Health inequities have grabbed national and international attention with considerations of race, income, language, geography, and citizenship status worthy of focus. But there’s an unexplored frontier: the health and wellbeing status of women as they age. Health professional education, research, practice, and policy have disadvantaged women as they age. From menopause to senior years, women face persistent gaps in best-practice care whether from a lack of evidence or unfounded clinical assumptions or a mismatch between both.
Even though women represent over 51% of the world’s population they are marginalized when it comes to health care and their individual health throughout their lifetime. The combination of ageism and sexism is exacerbated as women age. As women move from later middle age into their senior years, their health issues, life experiences and circumstances — including changes in marital status and caregiving responsibilities—require a gender-specific approach to medical care, employment arrangements, insurance coverage, and social and behavioral health considerations. The economic disadvantages for women are compounded with age, with more than 35% of women in the US over 65 living below 200% of the poverty line, further compromising access to adequate medical, dental, vision, and mental health services.
Adjustments to inequities in care and services have been slow and incremental, creating further discomfort and harm. In response an effort is needed to build a network to accelerate change in the status of older women by raising awareness of the problem, and by identifying productive avenues to progress in health professions curricula; gender-based research on heart disease, cancers, health, and pain management; social programs to minimize isolation; policies to relieve extreme poverty and cover necessary services; and better pharmacology guidelines and appropriate medical devices.

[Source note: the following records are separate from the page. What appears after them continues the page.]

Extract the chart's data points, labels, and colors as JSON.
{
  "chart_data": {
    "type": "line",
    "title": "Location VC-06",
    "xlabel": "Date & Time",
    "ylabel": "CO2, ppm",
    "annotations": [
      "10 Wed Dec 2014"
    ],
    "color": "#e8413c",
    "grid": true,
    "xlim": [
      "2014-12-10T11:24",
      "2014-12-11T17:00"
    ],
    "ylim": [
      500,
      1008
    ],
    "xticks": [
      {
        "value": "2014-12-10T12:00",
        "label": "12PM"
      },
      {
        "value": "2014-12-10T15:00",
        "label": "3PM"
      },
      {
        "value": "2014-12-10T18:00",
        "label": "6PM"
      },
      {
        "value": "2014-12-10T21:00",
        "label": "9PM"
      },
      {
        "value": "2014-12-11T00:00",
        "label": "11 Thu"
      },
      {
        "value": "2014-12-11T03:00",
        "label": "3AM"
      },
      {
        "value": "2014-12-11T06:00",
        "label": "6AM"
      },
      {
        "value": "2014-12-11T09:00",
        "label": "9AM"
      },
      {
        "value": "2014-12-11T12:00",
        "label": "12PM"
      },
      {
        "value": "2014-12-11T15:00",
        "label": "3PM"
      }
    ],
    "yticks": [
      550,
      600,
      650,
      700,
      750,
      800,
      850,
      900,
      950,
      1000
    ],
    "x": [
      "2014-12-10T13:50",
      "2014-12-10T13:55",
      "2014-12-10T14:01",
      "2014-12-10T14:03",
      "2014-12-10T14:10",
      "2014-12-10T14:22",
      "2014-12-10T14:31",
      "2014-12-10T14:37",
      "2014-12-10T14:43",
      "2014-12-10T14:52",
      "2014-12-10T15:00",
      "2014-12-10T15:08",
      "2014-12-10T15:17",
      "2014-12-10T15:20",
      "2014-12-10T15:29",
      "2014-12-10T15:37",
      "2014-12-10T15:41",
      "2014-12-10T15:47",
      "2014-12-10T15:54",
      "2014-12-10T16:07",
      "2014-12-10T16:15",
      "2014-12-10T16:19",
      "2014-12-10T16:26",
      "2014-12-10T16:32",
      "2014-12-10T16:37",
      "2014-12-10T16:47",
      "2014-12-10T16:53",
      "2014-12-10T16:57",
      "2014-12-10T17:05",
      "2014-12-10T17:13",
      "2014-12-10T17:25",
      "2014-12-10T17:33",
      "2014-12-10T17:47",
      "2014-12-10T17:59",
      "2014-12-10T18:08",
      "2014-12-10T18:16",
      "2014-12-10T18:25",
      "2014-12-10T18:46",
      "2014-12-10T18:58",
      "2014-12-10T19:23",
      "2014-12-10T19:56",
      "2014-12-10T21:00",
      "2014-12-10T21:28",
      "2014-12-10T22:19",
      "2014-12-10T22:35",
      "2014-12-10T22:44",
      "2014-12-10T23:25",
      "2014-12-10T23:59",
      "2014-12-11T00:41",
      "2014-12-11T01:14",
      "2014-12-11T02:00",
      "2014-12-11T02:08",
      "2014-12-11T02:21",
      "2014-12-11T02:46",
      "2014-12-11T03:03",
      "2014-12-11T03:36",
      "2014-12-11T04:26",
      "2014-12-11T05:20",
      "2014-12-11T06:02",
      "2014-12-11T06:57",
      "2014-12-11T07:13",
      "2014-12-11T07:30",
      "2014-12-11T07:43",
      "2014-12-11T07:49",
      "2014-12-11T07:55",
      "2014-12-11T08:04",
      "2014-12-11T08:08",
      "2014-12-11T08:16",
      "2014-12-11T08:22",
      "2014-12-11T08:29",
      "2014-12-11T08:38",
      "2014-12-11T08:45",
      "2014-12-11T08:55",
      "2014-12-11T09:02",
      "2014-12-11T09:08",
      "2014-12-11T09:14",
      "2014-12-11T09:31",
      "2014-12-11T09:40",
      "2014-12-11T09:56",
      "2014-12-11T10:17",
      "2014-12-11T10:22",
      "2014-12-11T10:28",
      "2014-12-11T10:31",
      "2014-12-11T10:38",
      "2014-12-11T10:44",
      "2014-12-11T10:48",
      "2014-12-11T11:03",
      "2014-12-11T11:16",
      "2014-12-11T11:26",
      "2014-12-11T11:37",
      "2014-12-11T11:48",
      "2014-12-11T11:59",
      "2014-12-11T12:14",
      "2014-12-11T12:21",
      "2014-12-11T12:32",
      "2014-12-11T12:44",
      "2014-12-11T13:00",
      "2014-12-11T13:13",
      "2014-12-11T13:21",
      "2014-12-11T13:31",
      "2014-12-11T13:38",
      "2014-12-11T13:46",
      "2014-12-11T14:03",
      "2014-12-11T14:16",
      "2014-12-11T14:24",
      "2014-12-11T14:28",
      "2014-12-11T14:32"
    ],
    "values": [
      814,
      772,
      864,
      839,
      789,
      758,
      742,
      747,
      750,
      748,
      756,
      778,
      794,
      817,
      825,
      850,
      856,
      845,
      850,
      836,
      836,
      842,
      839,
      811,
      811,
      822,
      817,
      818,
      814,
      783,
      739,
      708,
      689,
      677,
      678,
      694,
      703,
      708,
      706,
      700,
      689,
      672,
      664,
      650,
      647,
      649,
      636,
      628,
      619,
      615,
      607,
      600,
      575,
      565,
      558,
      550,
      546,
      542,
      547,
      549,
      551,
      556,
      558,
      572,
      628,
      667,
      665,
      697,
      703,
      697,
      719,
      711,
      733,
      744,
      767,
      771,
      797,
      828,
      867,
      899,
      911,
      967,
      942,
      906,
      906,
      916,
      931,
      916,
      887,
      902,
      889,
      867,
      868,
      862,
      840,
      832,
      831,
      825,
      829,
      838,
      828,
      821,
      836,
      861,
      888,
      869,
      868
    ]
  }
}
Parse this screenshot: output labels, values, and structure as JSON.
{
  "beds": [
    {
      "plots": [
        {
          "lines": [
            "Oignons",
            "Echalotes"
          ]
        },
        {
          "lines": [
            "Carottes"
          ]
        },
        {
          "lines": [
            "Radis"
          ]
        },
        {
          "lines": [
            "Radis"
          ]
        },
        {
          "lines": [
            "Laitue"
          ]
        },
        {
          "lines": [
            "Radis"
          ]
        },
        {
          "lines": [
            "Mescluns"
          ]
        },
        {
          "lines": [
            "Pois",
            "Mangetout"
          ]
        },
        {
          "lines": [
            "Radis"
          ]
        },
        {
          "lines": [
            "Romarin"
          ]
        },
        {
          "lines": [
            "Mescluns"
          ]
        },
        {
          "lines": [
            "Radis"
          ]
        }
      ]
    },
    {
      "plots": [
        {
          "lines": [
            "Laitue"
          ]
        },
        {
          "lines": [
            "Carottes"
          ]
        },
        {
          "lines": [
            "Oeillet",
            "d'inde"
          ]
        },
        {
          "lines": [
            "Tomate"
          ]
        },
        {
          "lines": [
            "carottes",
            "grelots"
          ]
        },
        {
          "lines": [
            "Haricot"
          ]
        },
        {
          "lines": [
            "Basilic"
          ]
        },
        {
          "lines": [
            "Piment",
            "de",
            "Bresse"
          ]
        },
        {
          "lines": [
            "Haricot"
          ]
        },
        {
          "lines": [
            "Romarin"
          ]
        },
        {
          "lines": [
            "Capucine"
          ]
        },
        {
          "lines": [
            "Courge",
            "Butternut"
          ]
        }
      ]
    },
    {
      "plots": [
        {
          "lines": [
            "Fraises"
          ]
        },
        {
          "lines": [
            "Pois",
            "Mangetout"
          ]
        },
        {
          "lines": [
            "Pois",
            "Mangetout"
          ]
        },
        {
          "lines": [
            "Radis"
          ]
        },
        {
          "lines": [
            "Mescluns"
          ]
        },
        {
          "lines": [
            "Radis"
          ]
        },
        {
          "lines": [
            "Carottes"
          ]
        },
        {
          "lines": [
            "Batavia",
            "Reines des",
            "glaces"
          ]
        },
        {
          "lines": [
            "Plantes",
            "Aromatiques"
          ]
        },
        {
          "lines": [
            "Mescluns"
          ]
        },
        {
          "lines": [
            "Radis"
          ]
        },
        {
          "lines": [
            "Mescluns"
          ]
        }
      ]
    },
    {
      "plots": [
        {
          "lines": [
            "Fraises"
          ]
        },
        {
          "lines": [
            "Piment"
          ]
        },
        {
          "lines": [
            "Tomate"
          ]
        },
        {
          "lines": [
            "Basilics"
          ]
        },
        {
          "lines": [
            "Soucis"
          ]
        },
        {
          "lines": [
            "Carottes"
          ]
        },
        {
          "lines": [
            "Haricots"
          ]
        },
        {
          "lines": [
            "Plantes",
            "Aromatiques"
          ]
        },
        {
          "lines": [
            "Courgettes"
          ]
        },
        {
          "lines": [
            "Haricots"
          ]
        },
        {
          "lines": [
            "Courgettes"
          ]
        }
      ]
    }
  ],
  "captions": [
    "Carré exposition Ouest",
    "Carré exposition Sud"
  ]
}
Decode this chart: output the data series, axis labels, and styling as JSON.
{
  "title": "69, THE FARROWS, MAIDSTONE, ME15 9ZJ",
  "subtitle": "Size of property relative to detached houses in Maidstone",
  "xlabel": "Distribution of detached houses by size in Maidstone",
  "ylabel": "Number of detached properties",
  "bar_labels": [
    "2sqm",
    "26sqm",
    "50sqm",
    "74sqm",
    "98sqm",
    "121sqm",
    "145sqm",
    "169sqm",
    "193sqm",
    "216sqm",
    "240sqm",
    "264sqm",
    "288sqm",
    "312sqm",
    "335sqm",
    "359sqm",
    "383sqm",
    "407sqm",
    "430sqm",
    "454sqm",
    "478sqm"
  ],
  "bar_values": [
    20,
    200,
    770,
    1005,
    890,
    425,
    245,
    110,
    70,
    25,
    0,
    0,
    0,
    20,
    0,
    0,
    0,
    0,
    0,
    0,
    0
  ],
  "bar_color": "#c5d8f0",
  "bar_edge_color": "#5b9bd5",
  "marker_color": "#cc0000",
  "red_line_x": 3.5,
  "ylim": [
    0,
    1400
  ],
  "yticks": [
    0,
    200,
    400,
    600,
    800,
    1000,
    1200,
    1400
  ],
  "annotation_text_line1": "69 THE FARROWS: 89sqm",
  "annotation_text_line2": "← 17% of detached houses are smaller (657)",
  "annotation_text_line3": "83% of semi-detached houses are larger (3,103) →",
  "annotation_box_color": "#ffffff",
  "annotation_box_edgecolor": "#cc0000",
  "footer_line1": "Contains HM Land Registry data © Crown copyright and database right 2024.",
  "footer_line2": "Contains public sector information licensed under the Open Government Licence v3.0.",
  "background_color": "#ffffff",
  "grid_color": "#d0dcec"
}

For over 75 years, the Salzburg Global Seminar programs have assembled experts from around the world to tackle major health and social problems and debunk myths, facile assumptions, and misconceptions to create new action models. To tackle this problem, a Salzburg Global team will collaborate with the Jewish Healthcare Foundation and its operating arm, the Women’s Health Activist Movement Global, to offer an open, international exchange among cross-sector, interdisciplinary experts.
This highly interactive program will bring together 40 participants from across the globe for an online session and a two-and-a-half-day residential program at Rancho Bernardo near San Diego, United States. The program will also seek to initiate an enduring and committed network of leaders who will continue to work together following the in-person gathering.
Participant costs of lodging at the event venue and on-site food will be covered for the duration of the program. Scholarships for travel will be considered upon request.
Program participants will represent a spectrum of perspectives from health care, public health, and social welfare, public and private insurance, employers and workforce, federal and local government; academia and research, communications, technology innovation, advocacy, international development and global health.
Participation is by invitation-only.